The New Apartment Development Cycle Targets Generation Y
- Sep 26, 2012
New York—The new apartment development cycle focuses on the needs and wants of a huge demographic group that is now entering prime renter age—Generation Y, said Rohit Anand, principal of KTGY Architecture+Planning. Anand was the keynote speaker at MHN’s 2012 Excellence Awards ceremony held this week in New York. The event was sponsored by Interface and Carnegie, two founding members of the commercial green building movement.
Multifamily developments targeting Gen Y are located in urban areas and cater to the generation’s greater sociability, sense of style and desire to live in 24-hour work-play-live cities. Anand, whose firm has designed for some of the top multifamily developers, including UDR, Bozutto and AvalonBay, cites as example AvalonBays’ line of “AVA” apartments which are aimed specifically at Gen Y in their design, branding and marketing.
The Gen Y demographic group, 80 million strong, is larger in size than the baby boomers, and they are also known to be the generation that is delaying traditional life events such as marriage, having children and/or homeownership. Studies from J. Turner Research show that location is by far the most important consideration for this demographic when selecting an apartment, said Anand.
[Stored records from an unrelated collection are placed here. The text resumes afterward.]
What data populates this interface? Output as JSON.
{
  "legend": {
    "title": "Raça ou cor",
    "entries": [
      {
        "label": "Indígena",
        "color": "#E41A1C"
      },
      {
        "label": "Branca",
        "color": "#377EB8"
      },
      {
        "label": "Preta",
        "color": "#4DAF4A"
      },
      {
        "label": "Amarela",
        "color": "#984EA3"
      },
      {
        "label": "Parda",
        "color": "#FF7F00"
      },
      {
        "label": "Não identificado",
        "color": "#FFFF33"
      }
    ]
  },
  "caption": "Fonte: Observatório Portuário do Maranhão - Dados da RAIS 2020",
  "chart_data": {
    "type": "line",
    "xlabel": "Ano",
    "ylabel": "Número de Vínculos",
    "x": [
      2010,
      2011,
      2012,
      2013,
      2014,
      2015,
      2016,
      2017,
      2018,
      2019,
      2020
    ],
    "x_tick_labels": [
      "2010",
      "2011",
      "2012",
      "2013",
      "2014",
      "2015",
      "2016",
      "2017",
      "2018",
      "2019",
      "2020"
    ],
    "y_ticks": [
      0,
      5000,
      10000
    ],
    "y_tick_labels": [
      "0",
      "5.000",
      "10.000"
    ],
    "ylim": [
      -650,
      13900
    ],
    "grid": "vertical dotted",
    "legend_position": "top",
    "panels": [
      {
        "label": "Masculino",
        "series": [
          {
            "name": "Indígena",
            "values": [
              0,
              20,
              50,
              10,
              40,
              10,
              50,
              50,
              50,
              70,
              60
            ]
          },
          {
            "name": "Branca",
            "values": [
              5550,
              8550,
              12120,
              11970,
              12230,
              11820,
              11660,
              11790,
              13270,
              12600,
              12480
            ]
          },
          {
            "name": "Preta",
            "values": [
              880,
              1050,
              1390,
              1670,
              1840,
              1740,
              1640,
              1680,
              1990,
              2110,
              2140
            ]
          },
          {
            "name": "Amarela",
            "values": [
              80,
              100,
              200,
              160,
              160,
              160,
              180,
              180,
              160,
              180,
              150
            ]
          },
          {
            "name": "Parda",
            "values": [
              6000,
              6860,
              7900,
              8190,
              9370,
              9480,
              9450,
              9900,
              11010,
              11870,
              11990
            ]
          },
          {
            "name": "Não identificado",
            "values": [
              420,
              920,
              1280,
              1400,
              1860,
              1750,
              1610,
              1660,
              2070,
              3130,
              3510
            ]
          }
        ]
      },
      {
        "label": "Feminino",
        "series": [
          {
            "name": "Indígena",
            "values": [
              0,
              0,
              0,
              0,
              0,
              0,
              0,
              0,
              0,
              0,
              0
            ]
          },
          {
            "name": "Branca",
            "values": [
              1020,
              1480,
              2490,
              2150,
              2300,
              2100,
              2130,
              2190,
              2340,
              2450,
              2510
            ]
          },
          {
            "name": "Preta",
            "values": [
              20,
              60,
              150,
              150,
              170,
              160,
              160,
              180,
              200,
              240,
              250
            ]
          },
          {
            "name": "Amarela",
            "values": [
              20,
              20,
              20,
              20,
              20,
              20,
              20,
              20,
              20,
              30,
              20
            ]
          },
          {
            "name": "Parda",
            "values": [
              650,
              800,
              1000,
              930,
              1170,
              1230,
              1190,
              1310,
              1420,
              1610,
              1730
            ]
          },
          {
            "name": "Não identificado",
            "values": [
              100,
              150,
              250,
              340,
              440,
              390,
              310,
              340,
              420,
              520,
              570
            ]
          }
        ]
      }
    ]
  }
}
The apartment community should ideally be located no more than 20 minutes to work or entertainment for these residents. Urban sites that have seen multifamily development more quickly are ones that are based on or near transit lines, added Anand. And the projects tend to be mixed-use, incorporating preferably a grocery store. Equity and debt financing, as well as technology company headquarters, also tend to be attracted to these sites, he noted.
Other top amenities that are most desired by Gen Y include: parking, which is “still very important,” according to Anand; fitness centers, which rank “very, very high”; and pool and yoga amenities, which rank higher for Gen Y than for other groups. In designing project amenities, the apartment industry appears to be learning from the hospitality industry, noted Anand. ”This is a social generation,” he said, and besides the space in their apartments, Gen Y residents need second and third gathering spaces—the second being the amenities area, and the third being the city itself.
Some of the latest trends in the layout of common areas involve mixing uses and removing walls previously separating the various areas, said Anand. For example, the bar, lounge and fireplace may now all be located in one area, separated only by furnishings or furniture. The leasing area may be mixed into the general amenity areas during busy evening hours. Business centers may be open, and even the theater may no longer be enclosed. Instead, it may have a barn door that can closed if needed.
The plentiful use of glass to achieve a look of transparency in the common areas is another popular trend borrowed from the hospitality industry, said Anand. Outside spaces, involving the use of outdoor fireplaces and fire pits, are also becoming more important, even in cold regions. Fitness areas that provide spaces for yoga or pilates—that may be rented out or used by instructors—are also seen as being very popular, said Anand. Dog and cat wash areas, garden plots and bike repair shops are other new amenities now being offered. “People are very serious about their bikes” today, said Anand.
Generally, four to five story woodframe construction seems to be the product of choice among developers for these urban infill developments, he added. Densities have been increasing in the latest development cycle. Whereas woodframe podiums in the previous development cycle may have had densities of 150 units per acre, Anand said there are many projects in the current cycle that achieve densities of as much as 200 units per acre with the same product type. The new projects are incorporating two levels in the podium and five levels above, for a total of seven woodframe levels.
As densities increase, apartment sizes are also becoming smaller. Anand said that the net average square feet may be falling from 800 square feet to 702 square feet. In the suburbs, he noted, they have also declined, from 1,100 square feet to 950 square feet.